Schwäbische Zeitung (Tettnang)
Demokratie richtig verstanden?
Zum Artikel „Ortschaftsrat Langnau fühlt sich übergangen“, Schwäbische Zeitung vom 28. September:
Da ist sie also wieder, die Kritik aus Langnau, frei nach dem Motto: Alle Tettnanger sind gleich, aber manche sind gleicher. Gemeint die Langnauer. Oder zumindest einige davon. Dass manche Langnauer Ortschaftsräte nicht so gut mit manchen gewählten Gemeinderatsmitgliedern aus der Ortschaft Langnau können, weiß zwischenzeitlich jedes Kind in Tettnang und Umgebung.
Zur Erinnerung: Bei der Eingemeindung 1972 wurde die sogenannte unechte Teilortswahl eingeführt, welche der Ortschaft Langnau drei Sitze im Gemeinderat der Stadt Tettnang garantiert, was auch heute noch so ziemlich dem Verhältnis der Einwohnerzahlen entsprechen dürfte. Im Gemeinderat ist demnach neben der Kernstadt jede Ortschaft demokratisch angemessen vertreten. Aufgabe des Ortschaftsrates ist es, die örtliche Verwaltung zu beraten. Betreffen wichtige Angelegenheiten die Ortschaft, muss er dazu angehört werden. Zudem hat er ein Vorschlagsrecht in allen Angelegenheiten, die die Ortschaft betreffen. Der Gemeinderat kann dem Ortschaftsrat durch die Hauptsatzung auch Angelegenheiten zur Entscheidung übertragen, wenn diese die Ortschaft betreffen. Ein darüber hinausgehendes Mitspracherecht sieht die Gemeindeordnung aber nicht vor. Der Langnauer Ortschaftsrat sollte sich also nicht wichtiger fühlen, als er tatsächlich ist. Aufgabe jedes Gemeinderates ist es, die Belange der gesamten Gemeinde zu vertreten. Dies erwarten alle Tettnanger Wähler zurecht. Und es funktioniert auch weitgehend gut so.

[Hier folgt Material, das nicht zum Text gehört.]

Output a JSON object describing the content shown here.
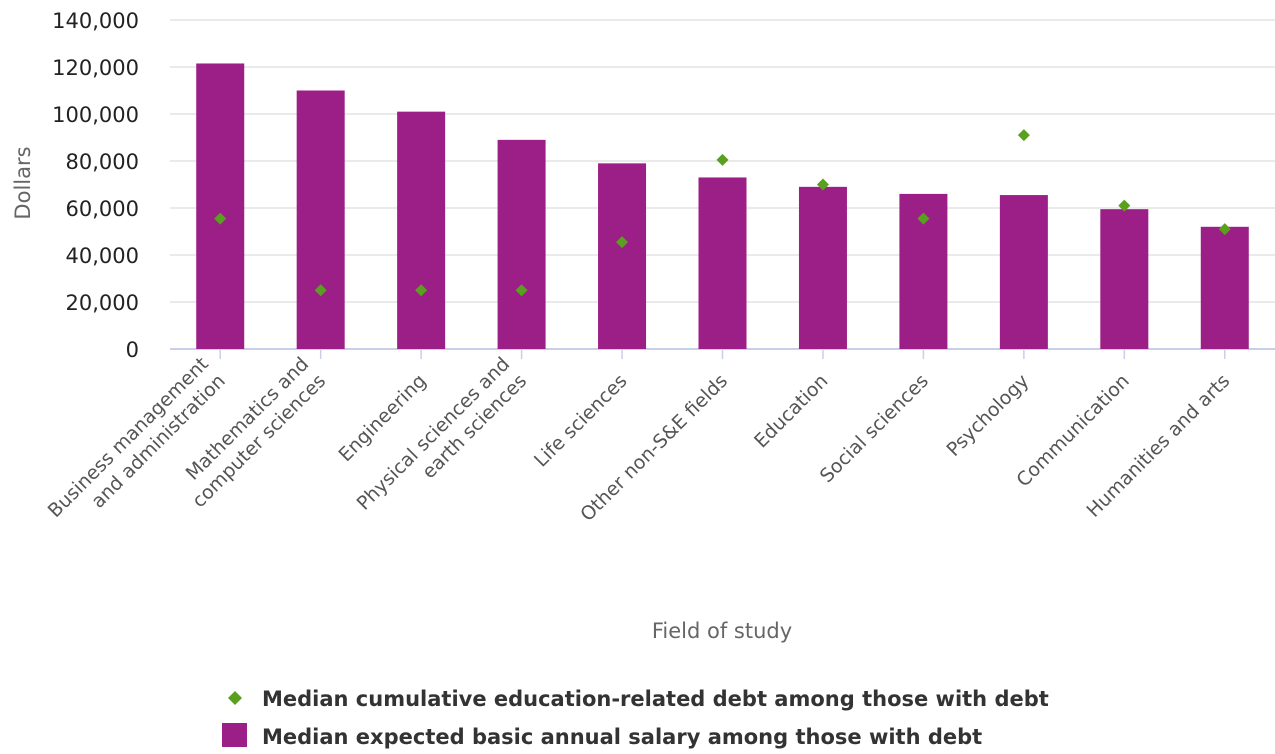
{
  "chart_data": {
    "type": "bar",
    "xlabel": "Field of study",
    "ylabel": "Dollars",
    "ylim": [
      0,
      140000
    ],
    "yticks": [
      "0",
      "20,000",
      "40,000",
      "60,000",
      "80,000",
      "100,000",
      "120,000",
      "140,000"
    ],
    "ytick_values": [
      0,
      20000,
      40000,
      60000,
      80000,
      100000,
      120000,
      140000
    ],
    "grid": true,
    "legend_position": "bottom-center",
    "categories": [
      [
        "Business management",
        "and administration"
      ],
      [
        "Mathematics and",
        "computer sciences"
      ],
      [
        "Engineering"
      ],
      [
        "Physical sciences and",
        "earth sciences"
      ],
      [
        "Life sciences"
      ],
      [
        "Other non-S&E fields"
      ],
      [
        "Education"
      ],
      [
        "Social sciences"
      ],
      [
        "Psychology"
      ],
      [
        "Communication"
      ],
      [
        "Humanities and arts"
      ]
    ],
    "series": [
      {
        "name": "Median expected basic annual salary among those with debt",
        "type": "bar",
        "color": "#9c1e87",
        "values": [
          121500,
          110000,
          101000,
          89000,
          79000,
          73000,
          69000,
          66000,
          65500,
          59500,
          52000
        ]
      },
      {
        "name": "Median cumulative education-related debt among those with debt",
        "type": "scatter",
        "marker": "diamond",
        "color": "#5aa01f",
        "values": [
          55500,
          25000,
          25000,
          25000,
          45500,
          80500,
          70000,
          55500,
          91000,
          61000,
          51000
        ]
      }
    ]
  }
}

Bleibt die Frage, ob man die Ortschaftsräte und die unechte Teilortswahl noch braucht, oder ob es nicht besser wäre, langsam als Gesamtgemeinde aufzutreten. Der Gemeinderat hat es in der Hand und könnte durch Änderung der Hauptsatzung ab der nächsten Wahl die unechte Teilortswahl abschaffen. Tettnang ist die einzige Gemeinde im Bodenseekreis, die noch an dem unverständlichen Relikt festhält. Und das trotz der Tatsache, dass überall dort, wo die unechte Teilortswahl abgeschafft wurde, die Interessenvertretung der Ortschaften sogar gestärkt wurde, da in den meisten Fällen die Ortschaften anschließend mehr Vertreter hatten als vorher. Spannend deshalb nur die Frage: Wer traut sich im Gemeinderat und stellt den Antrag?